Israel denies rumors that war with Syria looms
Despite reports of "signs that an attack is brewing"
Israel on Thursday played down media reports of heightened tension along the Syrian border, insisting that there was little likelihood of military confrontation between the two neighbors.
"Israel has no intention of attacking Syria, and the latter says only it is ready to respond to any attack, so the risk of a military confrontation is very low," Deputy Prime Minister Haim Ramon told public radio.
His comments came as Israeli newspapers splashed front-page stories claiming the Israeli military was on high alert along the border amid reports that Syria has been boosting its armed forces.
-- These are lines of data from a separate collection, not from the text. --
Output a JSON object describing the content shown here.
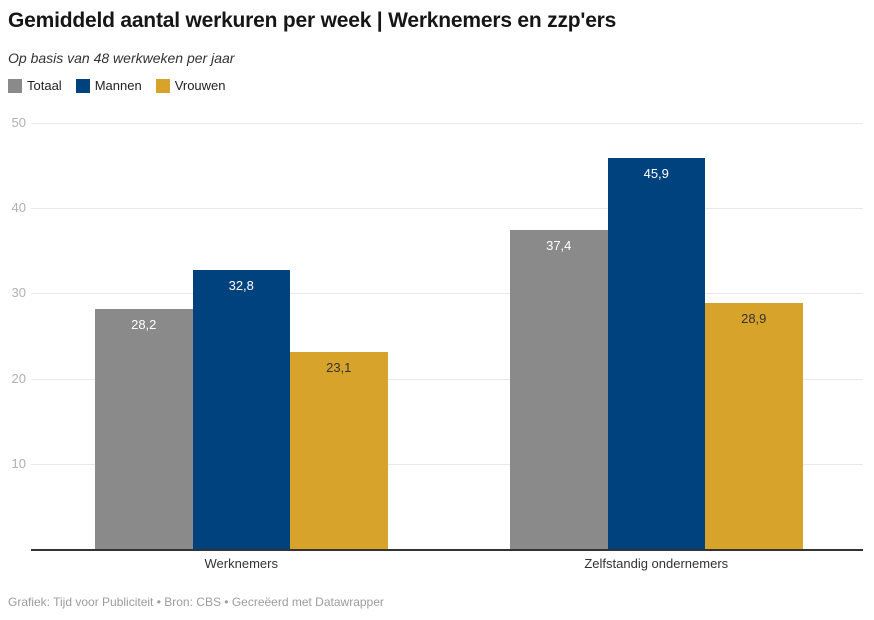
{
  "header": {
    "title": "Gemiddeld aantal werkuren per week | Werknemers en zzp'ers",
    "subtitle": "Op basis van 48 werkweken per jaar"
  },
  "footer": {
    "text": "Grafiek: Tijd voor Publiciteit • Bron: CBS • Gecreëerd met Datawrapper"
  },
  "chart_data": {
    "type": "bar",
    "title": "Gemiddeld aantal werkuren per week | Werknemers en zzp'ers",
    "subtitle": "Op basis van 48 werkweken per jaar",
    "categories": [
      "Werknemers",
      "Zelfstandig ondernemers"
    ],
    "series": [
      {
        "name": "Totaal",
        "color": "#8a8a8a",
        "label_color": "#ffffff",
        "values": [
          28.2,
          37.4
        ],
        "value_labels": [
          "28,2",
          "37,4"
        ]
      },
      {
        "name": "Mannen",
        "color": "#00427e",
        "label_color": "#ffffff",
        "values": [
          32.8,
          45.9
        ],
        "value_labels": [
          "32,8",
          "45,9"
        ]
      },
      {
        "name": "Vrouwen",
        "color": "#d7a32b",
        "label_color": "#333333",
        "values": [
          23.1,
          28.9
        ],
        "value_labels": [
          "23,1",
          "28,9"
        ]
      }
    ],
    "yticks": [
      10,
      20,
      30,
      40,
      50
    ],
    "ylim": [
      0,
      50
    ],
    "xlabel": "",
    "ylabel": "",
    "grid": true,
    "legend_position": "top",
    "colors": {
      "gridline": "#e8e8e8",
      "axis_line": "#333333",
      "ytick_text": "#b1b1b1",
      "category_text": "#333333"
    }
  }
}
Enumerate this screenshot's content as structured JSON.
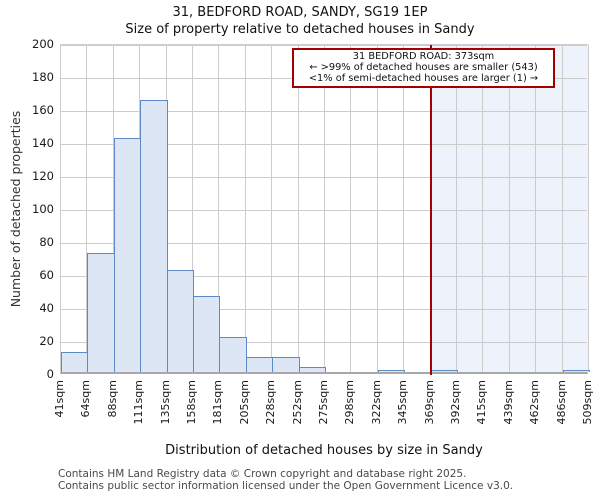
{
  "title": "31, BEDFORD ROAD, SANDY, SG19 1EP",
  "subtitle": "Size of property relative to detached houses in Sandy",
  "annotation_box": {
    "line1": "31 BEDFORD ROAD: 373sqm",
    "line2": "← >99% of detached houses are smaller (543)",
    "line3": "<1% of semi-detached houses are larger (1) →"
  },
  "chart_data": {
    "type": "bar",
    "title": "31, BEDFORD ROAD, SANDY, SG19 1EP — Size of property relative to detached houses in Sandy",
    "xlabel": "Distribution of detached houses by size in Sandy",
    "ylabel": "Number of detached properties",
    "bin_edge_labels": [
      "41sqm",
      "64sqm",
      "88sqm",
      "111sqm",
      "135sqm",
      "158sqm",
      "181sqm",
      "205sqm",
      "228sqm",
      "252sqm",
      "275sqm",
      "298sqm",
      "322sqm",
      "345sqm",
      "369sqm",
      "392sqm",
      "415sqm",
      "439sqm",
      "462sqm",
      "486sqm",
      "509sqm"
    ],
    "values": [
      12,
      72,
      142,
      165,
      62,
      46,
      21,
      9,
      9,
      3,
      0,
      0,
      1,
      0,
      1,
      0,
      0,
      0,
      0,
      1
    ],
    "ylim": [
      0,
      200
    ],
    "ytick_step": 20,
    "grid": true,
    "legend_position": "top-right",
    "marker_value_label": "373sqm"
  },
  "footer": {
    "line1": "Contains HM Land Registry data © Crown copyright and database right 2025.",
    "line2": "Contains public sector information licensed under the Open Government Licence v3.0."
  },
  "colors": {
    "bar_fill": "#dce6f5",
    "bar_edge": "#5b8ac6",
    "marker_line": "#a40000",
    "annotation_border": "#a40000",
    "shade": "#eef2fb",
    "gridline": "#cccccc",
    "footer_text": "#4a4a4a"
  }
}
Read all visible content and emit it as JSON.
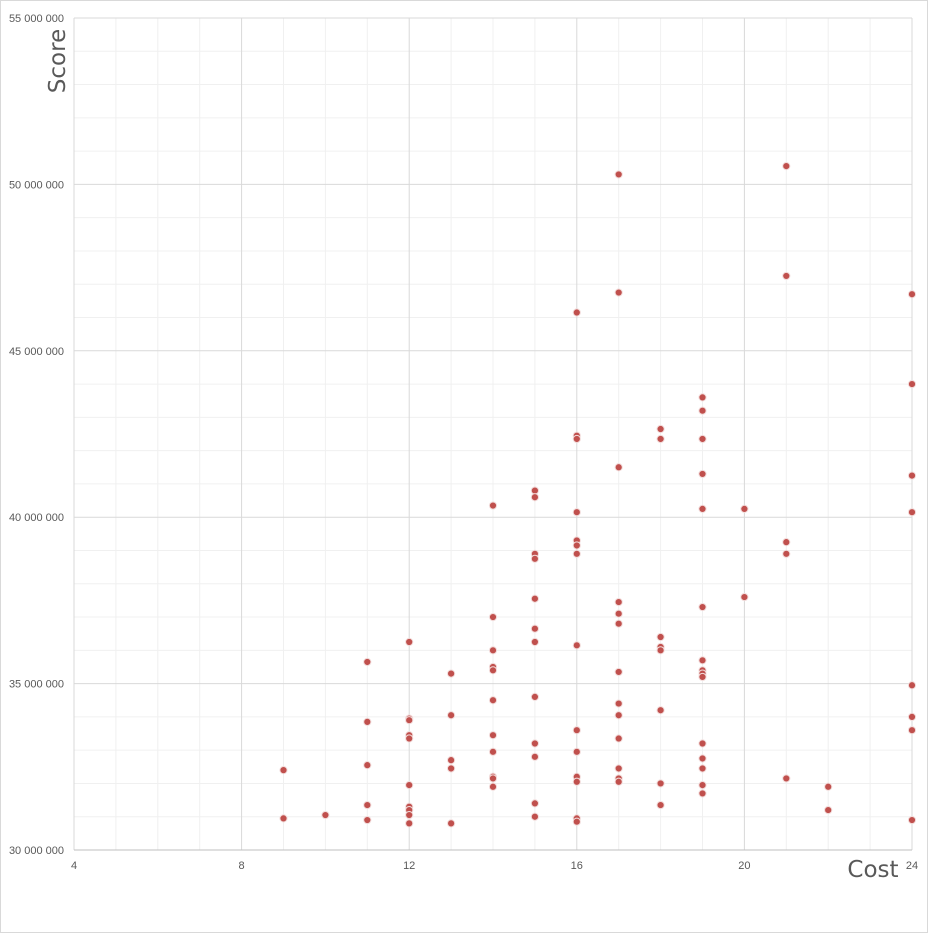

The Jerusalem Post said the increased tension along the border, as well as in the Gaza Strip, led Defense Minister Ehud Barak to cancel a planned trip to Germany.
Defense spokesman Shlomo Dror told AFP Syria has staged military maneuvers and made other preparations for possible confrontation in the event Hezbollah seeks to avenge the February 12 killing of its military leader Imad Mugniyah, which the Shiite militia blames on Israel.
"The number of signs indicating that the attack is brewing is taking shape and is approaching," the Yedioth Ahronoth daily said. "And the more these signs accumulate -- unusual movements, meetings between various figures, information from all sorts of sources -- the more the temperature rises," it wrote.
The London-based Al-Quds al-Arabi on Wednesday reported that Syria had deployed three armored divisions and nine infantry brigades near the border with Lebanon's Bekaa Valley, fearing Israeli forces may infiltrate the area.
But General Dan Harel, Israel's deputy chief of staff, also dismissed the likelihood of confrontation with Syria.
"Neither of the two parties wants such a conflict," he said. "What is certain is that Israel is the most powerful country in the region and that our response to any aggression would be very tough," he added.
Ramon stressed that Israel remained interested in holding talks with Damascus.
"We are constantly assessing whether peace negotiations with Syria are possible. Unfortunately that country is deeply anchored in its relations with the axis of evil of Iran and Hezbollah," said the close ally of Prime Minister Ehud Olmert.
"The prime minister has sent several messages indicating that we are ready to hold negotiations, but Syria refuses to give up terrorism and join moderate nations," Ramon said.
The last round of negotiations between the two neighbors, technically at war since 1948, broke down in 2000 over disagreements over the strategic Golan Heights plateau, which Israel seized in the 1967 war and annexed in 1981.